By Shristi Achar A and Shashwat Chauhan

(Reuters) – European shares extended losses on Friday, dragged down by rate-sensitive sectors such as real estate after a hotter-than-anticipated U.S. jobs report fanned worries the Federal Reserve would not cut interest rates anytime soon.

The continent-wide was last down 0.5%, hitting session lows after the data, but is poised to clock its first weekly gain in nearly a month.

A report from the U.S. Labor Department showed job growth increased far more than expected in May, which is likely to keep the Fed from starting to cut interest rates at least until September.

“(The NFP) were surprising on the upside, but the unemployment numbers narrate a different view,” said Eugenio Aleman, chief economist at Raymond James.

“We’ll have to wait and see what the next couple of months look like because the Fed is not going to relent to lowering interest rates with such a strong labour market.”

Real estate led sectoral losses with a near 3% drop, dragged down by a 6.9% fall in German real estate group Vonovia on a Morgan Stanley rating downgrade.

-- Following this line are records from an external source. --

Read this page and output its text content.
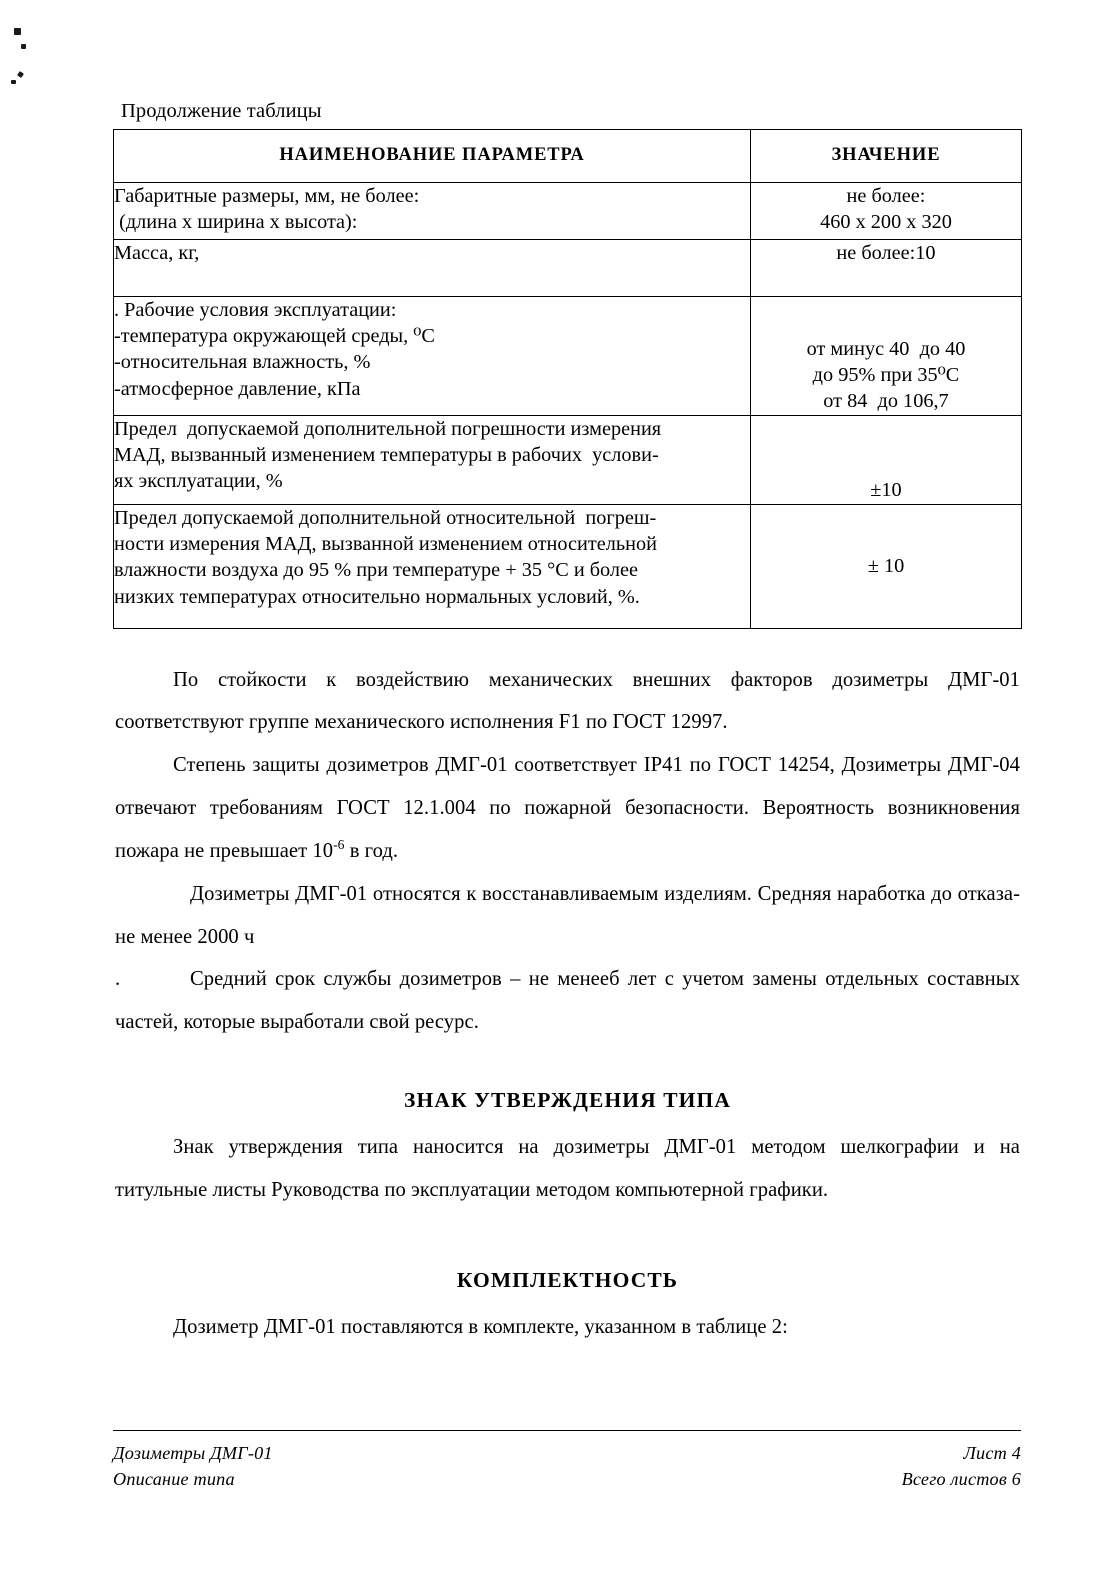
Продолжение таблицы

НАИМЕНОВАНИЕ ПАРАМЕТРА	ЗНАЧЕНИЕ

Габаритные размеры, мм, не более:
(длина х ширина х высота):	не более:
460 х 200 х 320

Масса, кг,	не более:10

. Рабочие условия эксплуатации:
-температура окружающей среды, ⁰С
-относительная влажность, %
-атмосферное давление, кПа	от минус 40  до 40
до 95% при 35⁰С
от 84  до 106,7

Предел  допускаемой дополнительной погрешности измерения
МАД, вызванный изменением температуры в рабочих  услови-
ях эксплуатации, %	±10

Предел допускаемой дополнительной относительной  погреш-
ности измерения МАД, вызванной изменением относительной
влажности воздуха до 95 % при температуре + 35 °С и более
низких температурах относительно нормальных условий, %.	± 10

По стойкости к воздействию механических внешних факторов дозиметры ДМГ-01 соответствуют группе механического исполнения F1 по ГОСТ 12997.

Степень защиты дозиметров ДМГ-01 соответствует IP41 по ГОСТ 14254, Дозиметры ДМГ-04 отвечают требованиям ГОСТ 12.1.004 по пожарной безопасности. Вероятность возникновения пожара не превышает $10^{-6}$ в год.

Дозиметры ДМГ-01 относятся к восстанавливаемым изделиям. Средняя наработка до отказа- не менее 2000 ч

.	Средний срок службы дозиметров – не менееб лет с учетом замены отдельных составных частей, которые выработали свой ресурс.

ЗНАК УТВЕРЖДЕНИЯ ТИПА

Знак утверждения типа наносится на дозиметры ДМГ-01 методом шелкографии и на титульные листы Руководства по эксплуатации методом компьютерной графики.

КОМПЛЕКТНОСТЬ

Дозиметр ДМГ-01 поставляются в комплекте, указанном в таблице 2:

Дозиметры ДМГ-01	Лист 4
Описание типа	Всего листов 6
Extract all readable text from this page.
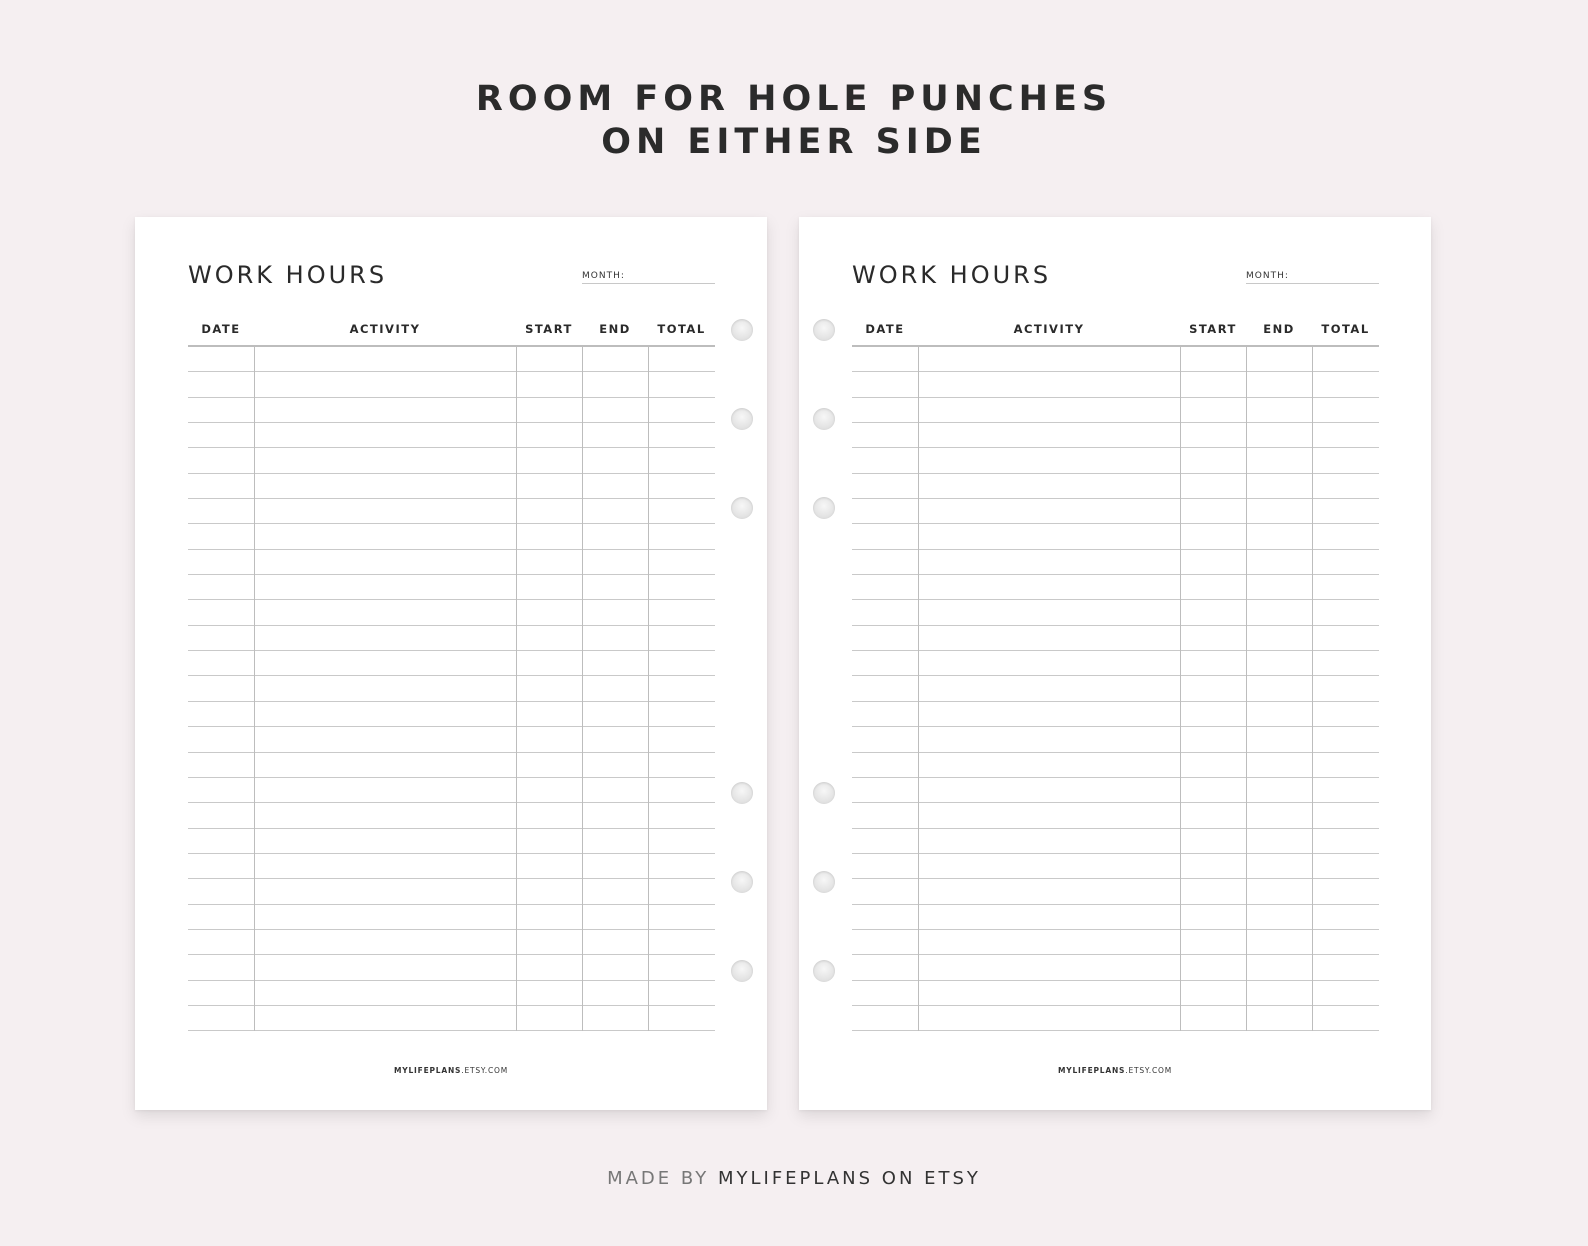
ROOM FOR HOLE PUNCHES
ON EITHER SIDE
WORK HOURS	MONTH:
DATE	ACTIVITY	START	END	TOTAL
MYLIFEPLANS.ETSY.COM
WORK HOURS	MONTH:
DATE	ACTIVITY	START	END	TOTAL
MYLIFEPLANS.ETSY.COM
MADE BY MYLIFEPLANS ON ETSY
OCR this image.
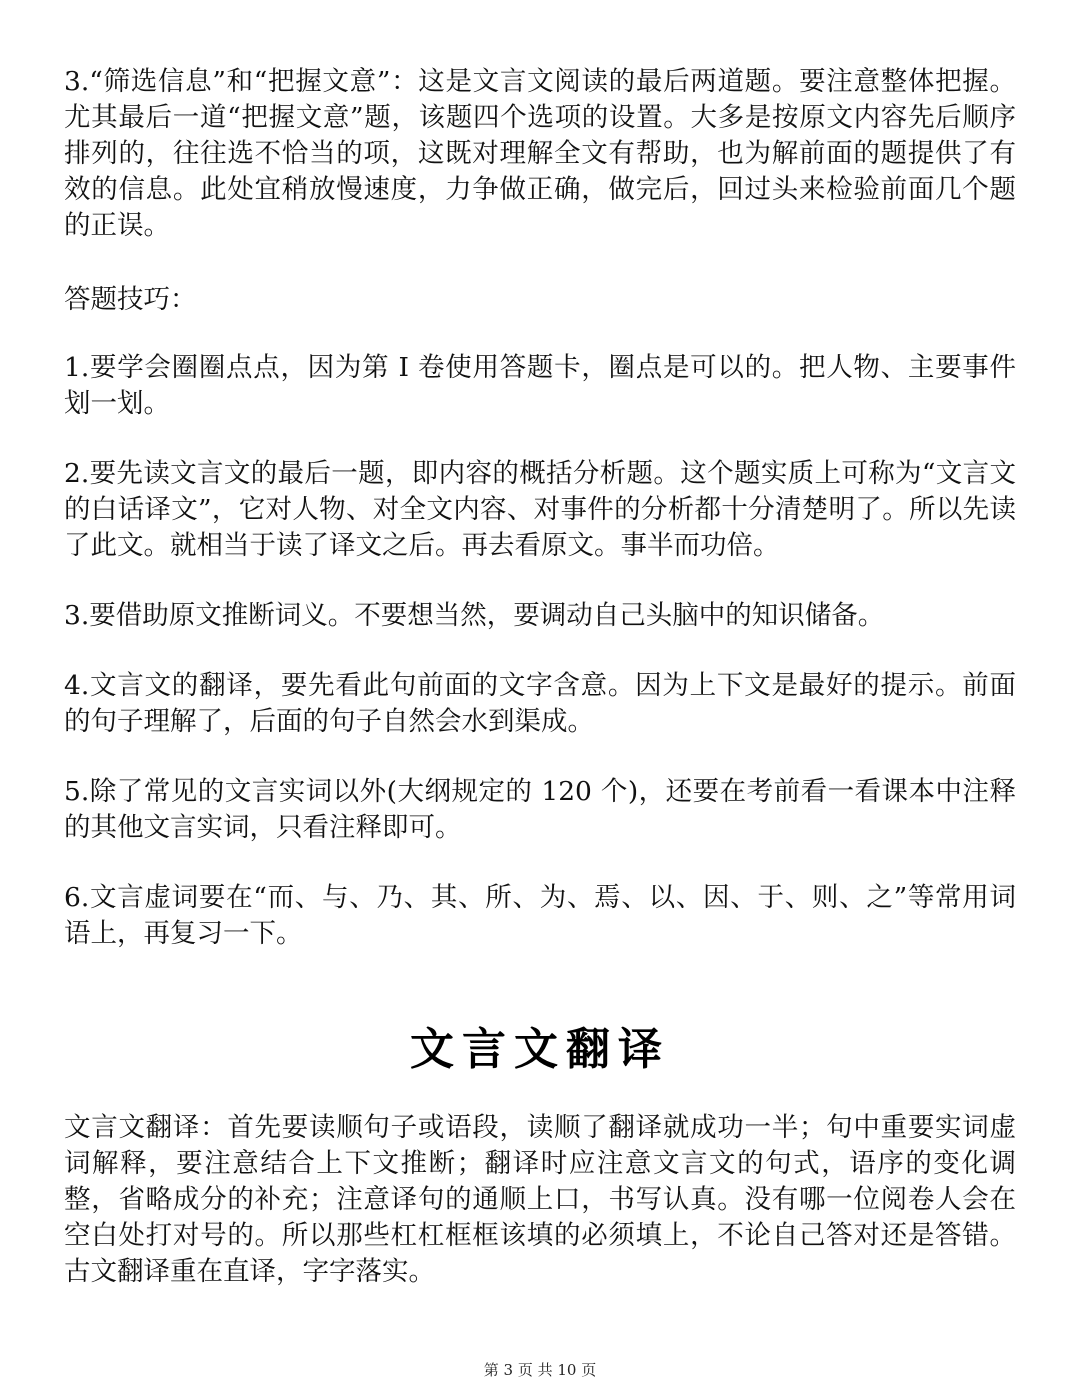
3.“筛选信息”和“把握文意”：这是文言文阅读的最后两道题。要注意整体把握。尤其最后一道“把握文意”题，该题四个选项的设置。大多是按原文内容先后顺序排列的，往往选不恰当的项，这既对理解全文有帮助，也为解前面的题提供了有效的信息。此处宜稍放慢速度，力争做正确，做完后，回过头来检验前面几个题的正误。

答题技巧：

1.要学会圈圈点点，因为第 I 卷使用答题卡，圈点是可以的。把人物、主要事件划一划。

2.要先读文言文的最后一题，即内容的概括分析题。这个题实质上可称为“文言文的白话译文”，它对人物、对全文内容、对事件的分析都十分清楚明了。所以先读了此文。就相当于读了译文之后。再去看原文。事半而功倍。

3.要借助原文推断词义。不要想当然，要调动自己头脑中的知识储备。

4.文言文的翻译，要先看此句前面的文字含意。因为上下文是最好的提示。前面的句子理解了，后面的句子自然会水到渠成。

5.除了常见的文言实词以外(大纲规定的 120 个)，还要在考前看一看课本中注释的其他文言实词，只看注释即可。

6.文言虚词要在“而、与、乃、其、所、为、焉、以、因、于、则、之”等常用词语上，再复习一下。

文言文翻译

文言文翻译：首先要读顺句子或语段，读顺了翻译就成功一半；句中重要实词虚词解释，要注意结合上下文推断；翻译时应注意文言文的句式，语序的变化调整，省略成分的补充；注意译句的通顺上口，书写认真。没有哪一位阅卷人会在空白处打对号的。所以那些杠杠框框该填的必须填上，不论自己答对还是答错。古文翻译重在直译，字字落实。

第 3 页 共 10 页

Most STOXX 600 sectors traded lower, with utilities, which is also a rate-sensitive sector, shedding 1.6%.

Government bond yields across the continent also perked up following the data, with the yield on the 10-year bund, considered as the region’s benchmark, last at 2.619%.

The data comes at the heels of the European Central Bank’s rate verdict on Thursday when it delivered a 25-basis-point rate cut, its first since 2019, and joined its counterparts in Canada, Sweden and Switzerland in easing the monetary policy.

The central bank, however, provided little clues about the future interest rate path, causing traders to scale back bets of additional rate cuts.

Finnish ECB policymaker Olli Rehn said in a blog post that inflation will continue to decline and interest rate cuts will support economic recovery, while Bundesbank President Joachim Nagel said the ECB was not on autopilot mode and was still acting restrictively despite the cut.

Among individual stocks, Temenos added 3% after the Swiss banking software firm announced a new share buyback programme of up to 200 million Swiss francs ($224.92 million).

Italy’s biggest bad loan company doValue advanced 4.5% as the company was set to acquire rival Gardant in a deal that includes 230 million euros ($250.59 million) in cash and the rest in stock.